A mulher nos examinou com indiferença. Devia estar pensando em outra
coisa quando soltou uma baforada tão densa que precisei desviar a cara. A
saleta era escura, atulhada de móveis velhos, desparelhados. No sofá de
palhinha furada no assento, duas almofadas que pareciam ter sido feitas
com os restos de um antigo vestido, os bordados salpicados de vidrilho.
Vou mostrar o quarto, fica no sótão – disse ela em meio a um acesso
de tosse. Fez um sinal para que a seguíssemos. – O inquilino antes de
vocês também estudava medicina, tinha um caixotinho de ossos que
esqueceu aqui, estava sempre mexendo neles.
Minha prima voltou-se:
– Um caixote de ossos?
A mulher não respondeu, concentrada no esforço de subir a estreita
escada de caracol que ia dar no quarto. Acendeu a luz. O quarto não
podia ser menor, com o teto em declive tão acentuado que nesse trecho
teríamos que entrar de gatinhas. Duas camas, dois armários e uma cadeira
de palhinha pintada de dourado. No ângulo onde o teto quase se
encontrava com o assoalho, estava um caixotinho coberto com um pedaço de
plástico. Minha prima largou a mala e, pondo-se de joelhos, puxou o
caixotinho pela alça de corda. Levantou o plástico. Parecia fascinada.
– Mas que ossos tão miudinhos! São de criança?
– Ele disse que eram de adulto. De um anão.
– De um anão? é mesmo, a gente vê que já estão formados… Mas que
maravilha, é raro a beça esqueleto de anão. E tão limpo, olha aí –
admirou-se ela. Trouxe na ponta dos dedos um pequeno crânio de uma
brancura de cal. – Tão perfeito, todos os dentinhos!
– Eu ia jogar tudo no lixo, mas se você se interessa pode ficar com
ele. O banheiro é aqui ao lado, só vocês é que vão usar, tenho o meu lá
embaixo. Banho quente extra. Telefone também. Café das sete às nove,
deixo a mesa posta na cozinha com a garrafa térmica, fechem bem a
garrafa recomendou coçando a cabeça. A peruca se deslocou ligeiramente.
Soltou uma baforada final: – Não deixem a porta aberta senão meu gato
foge.
Ficamos nos olhando e rindo enquanto ouvíamos o barulho dos seus chinelos de salto na escada. E a tosse encatarrada.
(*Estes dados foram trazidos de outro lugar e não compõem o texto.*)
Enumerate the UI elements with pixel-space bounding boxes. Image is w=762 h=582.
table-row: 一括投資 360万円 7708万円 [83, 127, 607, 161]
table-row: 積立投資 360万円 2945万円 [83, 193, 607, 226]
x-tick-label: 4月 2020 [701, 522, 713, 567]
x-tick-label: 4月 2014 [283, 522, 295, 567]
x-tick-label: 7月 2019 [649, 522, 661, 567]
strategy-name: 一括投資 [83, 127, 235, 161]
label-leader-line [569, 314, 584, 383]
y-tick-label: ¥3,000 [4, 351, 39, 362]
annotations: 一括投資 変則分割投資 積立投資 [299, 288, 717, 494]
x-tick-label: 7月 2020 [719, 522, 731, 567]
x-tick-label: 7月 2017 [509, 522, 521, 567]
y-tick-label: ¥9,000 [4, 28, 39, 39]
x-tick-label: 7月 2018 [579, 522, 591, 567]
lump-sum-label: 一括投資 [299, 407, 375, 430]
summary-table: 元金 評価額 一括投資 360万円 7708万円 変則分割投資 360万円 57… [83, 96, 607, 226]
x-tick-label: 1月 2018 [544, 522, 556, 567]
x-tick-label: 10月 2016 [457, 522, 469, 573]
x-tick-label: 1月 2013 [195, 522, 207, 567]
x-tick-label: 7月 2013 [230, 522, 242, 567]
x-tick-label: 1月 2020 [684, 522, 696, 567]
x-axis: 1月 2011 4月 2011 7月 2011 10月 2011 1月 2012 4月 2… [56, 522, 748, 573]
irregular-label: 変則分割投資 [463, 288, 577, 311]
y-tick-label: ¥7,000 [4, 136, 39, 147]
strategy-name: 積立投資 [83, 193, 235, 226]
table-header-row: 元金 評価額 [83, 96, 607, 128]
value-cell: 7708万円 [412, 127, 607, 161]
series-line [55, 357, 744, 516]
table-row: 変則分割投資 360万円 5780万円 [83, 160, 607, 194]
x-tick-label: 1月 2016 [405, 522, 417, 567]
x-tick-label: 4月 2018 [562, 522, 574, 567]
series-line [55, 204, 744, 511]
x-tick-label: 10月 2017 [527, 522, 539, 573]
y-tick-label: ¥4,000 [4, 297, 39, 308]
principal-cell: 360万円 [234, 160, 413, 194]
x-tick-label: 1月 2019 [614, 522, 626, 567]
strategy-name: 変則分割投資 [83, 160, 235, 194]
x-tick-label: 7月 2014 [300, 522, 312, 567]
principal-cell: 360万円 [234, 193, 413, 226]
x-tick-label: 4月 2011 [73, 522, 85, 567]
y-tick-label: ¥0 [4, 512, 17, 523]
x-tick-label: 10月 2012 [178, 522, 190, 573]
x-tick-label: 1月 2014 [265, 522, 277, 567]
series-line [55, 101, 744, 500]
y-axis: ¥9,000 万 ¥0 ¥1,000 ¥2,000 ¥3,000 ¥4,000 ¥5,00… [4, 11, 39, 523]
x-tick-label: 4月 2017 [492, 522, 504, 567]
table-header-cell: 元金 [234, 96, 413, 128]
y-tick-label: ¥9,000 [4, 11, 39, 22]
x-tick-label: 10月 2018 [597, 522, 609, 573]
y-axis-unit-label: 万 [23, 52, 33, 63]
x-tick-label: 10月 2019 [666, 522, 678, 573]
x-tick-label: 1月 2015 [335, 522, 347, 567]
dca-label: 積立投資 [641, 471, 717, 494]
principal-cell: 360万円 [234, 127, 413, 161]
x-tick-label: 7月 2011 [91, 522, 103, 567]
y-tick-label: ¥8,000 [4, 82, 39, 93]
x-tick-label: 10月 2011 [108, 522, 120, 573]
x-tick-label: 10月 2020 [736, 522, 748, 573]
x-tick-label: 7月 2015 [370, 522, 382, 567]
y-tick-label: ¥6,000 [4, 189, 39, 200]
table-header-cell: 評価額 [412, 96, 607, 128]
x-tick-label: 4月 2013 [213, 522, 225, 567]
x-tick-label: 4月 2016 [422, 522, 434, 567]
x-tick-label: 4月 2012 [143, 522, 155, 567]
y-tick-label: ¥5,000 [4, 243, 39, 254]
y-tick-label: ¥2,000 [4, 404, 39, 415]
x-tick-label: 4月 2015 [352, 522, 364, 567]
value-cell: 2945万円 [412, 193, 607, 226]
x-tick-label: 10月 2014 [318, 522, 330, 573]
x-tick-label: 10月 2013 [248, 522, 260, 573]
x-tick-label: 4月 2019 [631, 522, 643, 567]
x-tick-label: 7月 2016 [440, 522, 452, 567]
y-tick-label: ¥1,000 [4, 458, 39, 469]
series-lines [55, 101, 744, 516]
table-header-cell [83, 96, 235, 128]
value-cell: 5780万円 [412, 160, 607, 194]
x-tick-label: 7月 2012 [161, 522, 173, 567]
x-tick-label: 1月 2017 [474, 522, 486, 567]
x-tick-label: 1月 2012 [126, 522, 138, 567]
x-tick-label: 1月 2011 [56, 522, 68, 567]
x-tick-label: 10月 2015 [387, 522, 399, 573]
Esvaziei a mala, dependurei a blusa amarrotada num cabide que enfiei
num vão da veneziana, prendi na parede, com durex, uma gravura de
Grassman e sentei meu urso de pelúcia em cima do travesseiro. Fiquei
vendo minha prima subir na cadeira, desatarraxar a lâmpada fraquíssima
que pendia de um fio solitário no meio do teto e no lugar atarraxar uma
lâmpada de duzentas velas que tirou da sacola. O quarto ficou mais
alegre. Em compensação, agora a gente podia ver que a roupa de cama não
era tão alva assim, alva era a pequena tíbia que ela tirou de dentro do
caixotinho. Examinou- a. Tirou uma vértebra e olhou pelo buraco tão
reduzido como o aro de um anel. Guardou-as com a delicadeza com que se
amontoam ovos numa caixa.
– Um anão. Raríssimo, entende? E acho que não falta nenhum ossinho,
vou trazer as ligaduras, quero ver se no fim da semana começo a montar
ele.
Abrimos uma lata de sardinha que comemos com pão, minha prima tinha
sempre alguma lata escondida, costumava estudar até de madrugada e
depois fazia sua ceia. Quando acabou o pão, abriu um pacote de bolacha
Maria.
– De onde vem esse cheiro? – perguntei farejando. Fui até o
caixotinho, voltei, cheirei o assoalho. – Você não está sentindo um
cheiro meio ardido?
– É de bolor. A casa inteira cheira assim – ela disse. E puxou o caixotinho para debaixo da cama.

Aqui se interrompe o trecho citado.